Yes, costs of living are important considerations. However, income 
statements and balance sheets are two different, and interacting, points 
of view. Each needs to be considered with both economic as well as 
ethical lenses.

> We should reduce taxes on the wealthy if the price of these needed 
> goods and services is less than 60% of family income, and raise their 
> taxes for entitlement programs when it goes above 75%  to subsidize 
> the loss in quality of life. There would be a strong motive for 
> businesses to keep the cost of living affordable while getting rich.

Your economics is confused. Businesses have some, but not overwhelmingly 
controlling, incentives to "keep the cost of living affordable" in the 
face of market competition. Generally, it is the business of business to 
earn money, to satisfy stockholders and other stakeholders. Businesses 
don't control the macro-economy, they are only the formative basis of it.

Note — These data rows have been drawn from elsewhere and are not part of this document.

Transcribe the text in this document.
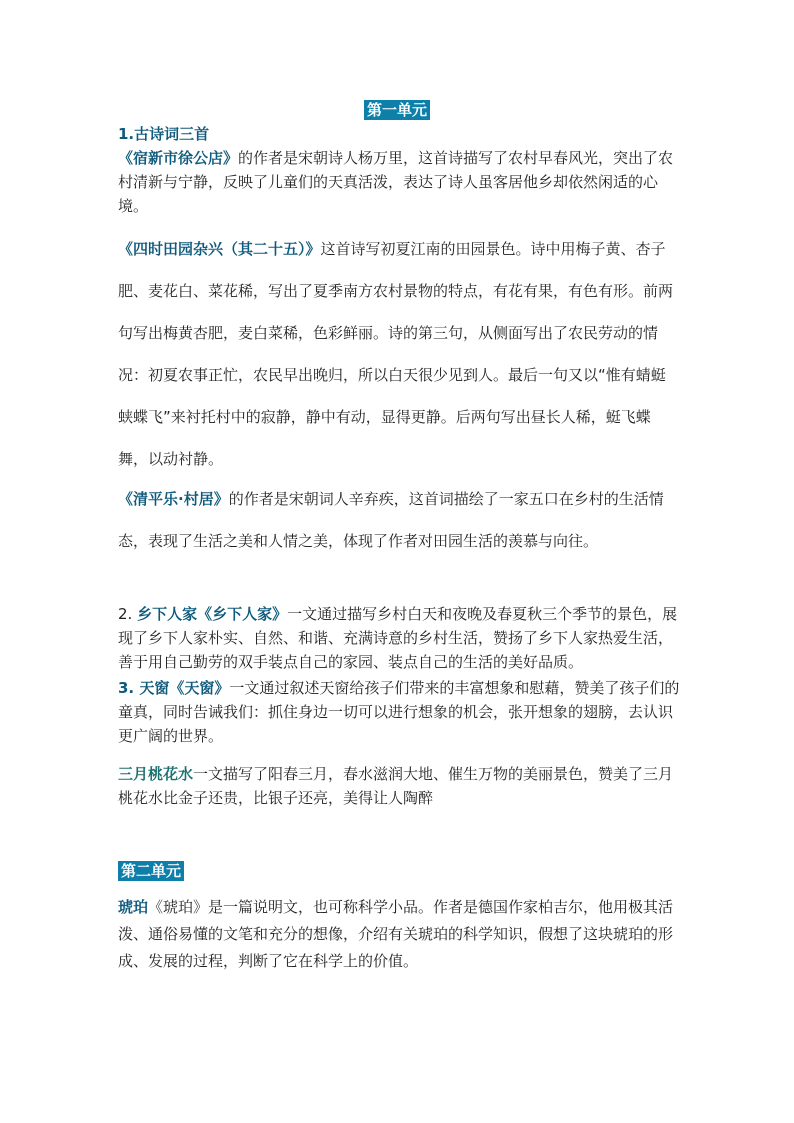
第一单元
1.古诗词三首

《宿新市徐公店》的作者是宋朝诗人杨万里，这首诗描写了农村早春风光，突出了农村清新与宁静，反映了儿童们的天真活泼，表达了诗人虽客居他乡却依然闲适的心境。

《四时田园杂兴（其二十五）》这首诗写初夏江南的田园景色。诗中用梅子黄、杏子肥、麦花白、菜花稀，写出了夏季南方农村景物的特点，有花有果，有色有形。前两句写出梅黄杏肥，麦白菜稀，色彩鲜丽。诗的第三句，从侧面写出了农民劳动的情况：初夏农事正忙，农民早出晚归，所以白天很少见到人。最后一句又以“惟有蜻蜓蛱蝶飞”来衬托村中的寂静，静中有动，显得更静。后两句写出昼长人稀，蜓飞蝶舞，以动衬静。

《清平乐·村居》的作者是宋朝词人辛弃疾，这首词描绘了一家五口在乡村的生活情态，表现了生活之美和人情之美，体现了作者对田园生活的羡慕与向往。

2. 乡下人家《乡下人家》一文通过描写乡村白天和夜晚及春夏秋三个季节的景色，展现了乡下人家朴实、自然、和谐、充满诗意的乡村生活，赞扬了乡下人家热爱生活，善于用自己勤劳的双手装点自己的家园、装点自己的生活的美好品质。

3. 天窗《天窗》一文通过叙述天窗给孩子们带来的丰富想象和慰藉，赞美了孩子们的童真，同时告诫我们：抓住身边一切可以进行想象的机会，张开想象的翅膀，去认识更广阔的世界。

三月桃花水一文描写了阳春三月，春水滋润大地、催生万物的美丽景色，赞美了三月桃花水比金子还贵，比银子还亮，美得让人陶醉

第二单元

琥珀《琥珀》是一篇说明文，也可称科学小品。作者是德国作家柏吉尔，他用极其活泼、通俗易懂的文笔和充分的想像，介绍有关琥珀的科学知识，假想了这块琥珀的形成、发展的过程，判断了它在科学上的价值。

It is the business of consumers, of citizens, and of governments to 
provide assistance and guidance to businesses for their benefit, and for 
the benefit of the societies that allow the businesses to exist and to 
operate. Society generally should not concede control over our economic 
lives to unelected, and often unaccountable, in the markets or 
otherwise, managers, officers, and directors of private capitalist 
corporations.

Governments have many uses, and they are even more useful if they are 
controlled by the people whose sovereignty created them and allows them 
to exist. When Benjamin Franklin told a woman at the Constitutional 
Convention that they had given "a Republic, if you can keep it," that 
idea certainly encompasses keeping control of its commerce and fiscal 
affairs in the interests of all of the parties involved.